Raimunda de Nazaré da Silva Ramos, a
Raimundinha, junto com outros pioneiros do movimento negro, esteve à
frente da histórica luta para construir o Centro de Cultura Negra do Amapá
(CCNA), em 1998, no bairro do Laguinho, e foi sua primeira presidente,
acumulando duas vitorias, a construção do espaço, e a cadeira de
presidente assumida por uma mulher negra. Essa sempre foi a vida da
funcionária pública Raimunda Ramos, de muita luta, conquistas e derrotas, mas
sem perder a esperança de um mundo sem desigualdade e com mais justiça para o
povo negro.
Foi em sua gestão que a União dos
Negros do Amapá (UNA), entidade que Raimundinha foi pioneira, passou
a ocupar o CCNA, colocando o movimento como protagonista do cenário
que se desenhava no Amapá, estado em que a maioria da população é
negra, continuando a missão de abrir portas para os irmãos de raça e
sangue. Descendente de escravos, filha de Raimundo Tavares Ramos, remanescente
do quilombo do Curiaú, e Honorina da Silva Ramos, tinha orgulho de sua origem,
e gostava de ser chamada carinhosamente de Preta, até os 62 anos em que esteve
lutando nesta vida.
“Raimundinha organizou, evidenciou,
deu nome, sobrenome endereço ao movimento negro, com a criação do Centro,
quando passamos a ter calendário e datas para comemorar, e colocar o movimento
em pauta. Ela pensava o Centro como espaço de união, e conseguiu, mesmo com os
percalços, e dentro deste espaço colocou a Semana da Consciência Negra, o
Encontro dos tambores, a Missa dos Quilombos, que são fortes símbolos de nossa
resistência. Hoje o movimento negro divide-se entre antes, durante e depois de
Raimundinha, que sempre lutou por seriedade e união”, disse Armystrong Souza,
amigo e ex-presidente da UNA.
Nascida no bairro Laguinho, Raimunda
Ramos esteve rodeada de cultura regional, e se esforçou para manter as
tradições das danças, vestimentas e música. Frequentava as rodas de marabaixo,
louvava a Santíssima Trindade e Divino Espírito Santo, e ainda São
Benedito, dançava ao som dos tambores, tomava bênção e pedia
conselhos dos mais antigos. Atravessava a cidade e ia rodar a saia na Favela,
ou no quilombo de suas raízes, Curiaú, onde dançava no salão até a alvorada.

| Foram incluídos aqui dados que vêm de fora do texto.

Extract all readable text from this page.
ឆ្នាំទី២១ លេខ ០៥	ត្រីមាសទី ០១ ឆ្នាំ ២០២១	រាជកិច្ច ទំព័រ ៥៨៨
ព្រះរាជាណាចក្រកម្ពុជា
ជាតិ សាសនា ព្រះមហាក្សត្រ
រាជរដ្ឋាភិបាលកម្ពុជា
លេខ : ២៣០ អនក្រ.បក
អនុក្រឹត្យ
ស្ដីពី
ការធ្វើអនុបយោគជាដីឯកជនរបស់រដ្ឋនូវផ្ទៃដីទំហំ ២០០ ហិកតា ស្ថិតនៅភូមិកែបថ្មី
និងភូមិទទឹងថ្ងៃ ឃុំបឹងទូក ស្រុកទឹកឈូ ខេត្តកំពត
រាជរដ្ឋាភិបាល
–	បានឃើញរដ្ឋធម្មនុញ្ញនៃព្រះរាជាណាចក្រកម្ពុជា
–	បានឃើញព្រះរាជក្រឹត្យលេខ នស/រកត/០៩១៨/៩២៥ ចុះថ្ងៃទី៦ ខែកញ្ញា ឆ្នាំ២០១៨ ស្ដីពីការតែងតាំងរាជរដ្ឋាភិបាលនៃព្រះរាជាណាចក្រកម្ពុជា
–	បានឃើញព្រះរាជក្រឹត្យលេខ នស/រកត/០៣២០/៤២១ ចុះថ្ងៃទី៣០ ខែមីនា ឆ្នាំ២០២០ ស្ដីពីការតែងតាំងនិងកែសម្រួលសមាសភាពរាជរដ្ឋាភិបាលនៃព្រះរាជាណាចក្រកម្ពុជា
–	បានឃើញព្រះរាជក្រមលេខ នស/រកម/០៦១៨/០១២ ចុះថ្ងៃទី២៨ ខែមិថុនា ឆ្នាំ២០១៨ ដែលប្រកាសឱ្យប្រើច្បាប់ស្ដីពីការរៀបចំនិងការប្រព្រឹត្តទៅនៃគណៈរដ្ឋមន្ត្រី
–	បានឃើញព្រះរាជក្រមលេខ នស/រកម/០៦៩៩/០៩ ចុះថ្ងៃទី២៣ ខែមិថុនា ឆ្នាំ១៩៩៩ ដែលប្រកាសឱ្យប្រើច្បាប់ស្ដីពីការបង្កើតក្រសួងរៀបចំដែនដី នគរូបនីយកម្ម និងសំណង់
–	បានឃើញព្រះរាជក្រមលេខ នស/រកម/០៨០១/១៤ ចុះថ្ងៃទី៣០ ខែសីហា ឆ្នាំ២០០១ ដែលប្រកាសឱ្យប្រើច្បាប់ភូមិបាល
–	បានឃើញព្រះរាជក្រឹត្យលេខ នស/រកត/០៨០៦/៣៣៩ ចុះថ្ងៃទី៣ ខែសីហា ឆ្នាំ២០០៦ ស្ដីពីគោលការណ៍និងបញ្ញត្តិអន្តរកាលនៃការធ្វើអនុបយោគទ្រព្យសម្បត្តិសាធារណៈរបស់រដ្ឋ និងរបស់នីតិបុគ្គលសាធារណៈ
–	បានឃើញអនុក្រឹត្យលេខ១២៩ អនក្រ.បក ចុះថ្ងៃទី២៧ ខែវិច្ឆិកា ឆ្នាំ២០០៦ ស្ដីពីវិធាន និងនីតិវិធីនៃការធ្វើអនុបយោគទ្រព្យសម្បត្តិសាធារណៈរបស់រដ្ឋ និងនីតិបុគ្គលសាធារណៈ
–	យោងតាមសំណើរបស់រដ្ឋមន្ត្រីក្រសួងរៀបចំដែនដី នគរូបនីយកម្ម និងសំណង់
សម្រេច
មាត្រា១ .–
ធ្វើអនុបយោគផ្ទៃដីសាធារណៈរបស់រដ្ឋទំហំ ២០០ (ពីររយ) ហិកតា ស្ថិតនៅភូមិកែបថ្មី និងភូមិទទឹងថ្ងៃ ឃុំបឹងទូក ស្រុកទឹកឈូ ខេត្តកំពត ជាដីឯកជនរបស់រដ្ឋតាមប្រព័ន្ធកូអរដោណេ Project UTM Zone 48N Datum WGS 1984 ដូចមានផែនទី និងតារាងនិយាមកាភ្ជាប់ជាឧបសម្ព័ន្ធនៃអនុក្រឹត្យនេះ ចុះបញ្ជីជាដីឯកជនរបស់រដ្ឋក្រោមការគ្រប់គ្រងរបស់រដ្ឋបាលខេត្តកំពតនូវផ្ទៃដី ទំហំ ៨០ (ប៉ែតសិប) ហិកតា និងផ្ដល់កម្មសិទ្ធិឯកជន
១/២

Não há como falar de Boêmios do
Laguinho sem lembrar de Raimundinha, que sempre dava um jeito de usar vermelho
e branco, em época da festa ou não. De sua varanda via o movimento dos ensaios,
recebia o povo para um bate-papo na sombra da árvore, e atravessava a rua para
acompanhar a folia, até o dia do desfile, quando vestia calça branca
e o manto da Nação Negra, com a cobra ou guará, e saia na FAB ou na Ivaldo
Veras. Ela nasceu junto com a agremiação, cresceu com ela, acompanhou sua
evolução, da sede de madeira à alvenaria, brincando na sede ou no Theatro do
Samba.
“Raimundinha representa a luta contra
o racismo, a intolerância, o preconceito, e nunca desistiu dessa árdua batalha
contra as condições impostas às pessoas afrodescendentes. Boemista, ela foi
minha amiga pessoal, desde a juventude da Igreja São Benedito,
quando aproximava da religião os jovens através da música, esporte e lazer.
Segue deixando um abismo na cultura, vai fazer falta. Seu empenho é reconhecido
inclusive no meio acadêmico que a identifica como símbolo, um ícone do
Laguinho”, disse Fernando Canto, presidente de Boêmios do Laguinho.
Luta é a palavra que define
Raimundinha Ramos, e sempre foi o verbo mais conjugado por ela, que não media
esforços para estar à frente ou como personagem do movimento negro, lutando por
respeito. Com o corpo enfeitado por algum objeto que a identificasse como negra
orgulhosa de suas raízes, com sua força e coragem, viajava o país levando
nossas tradições e histórias, liderando as comitivas de negros que se sentiam
representados por ela, colocando o Amapá no mapa nacional dos estados que lutam
por igualdade e respeito com a memória e conquistas do povo negro.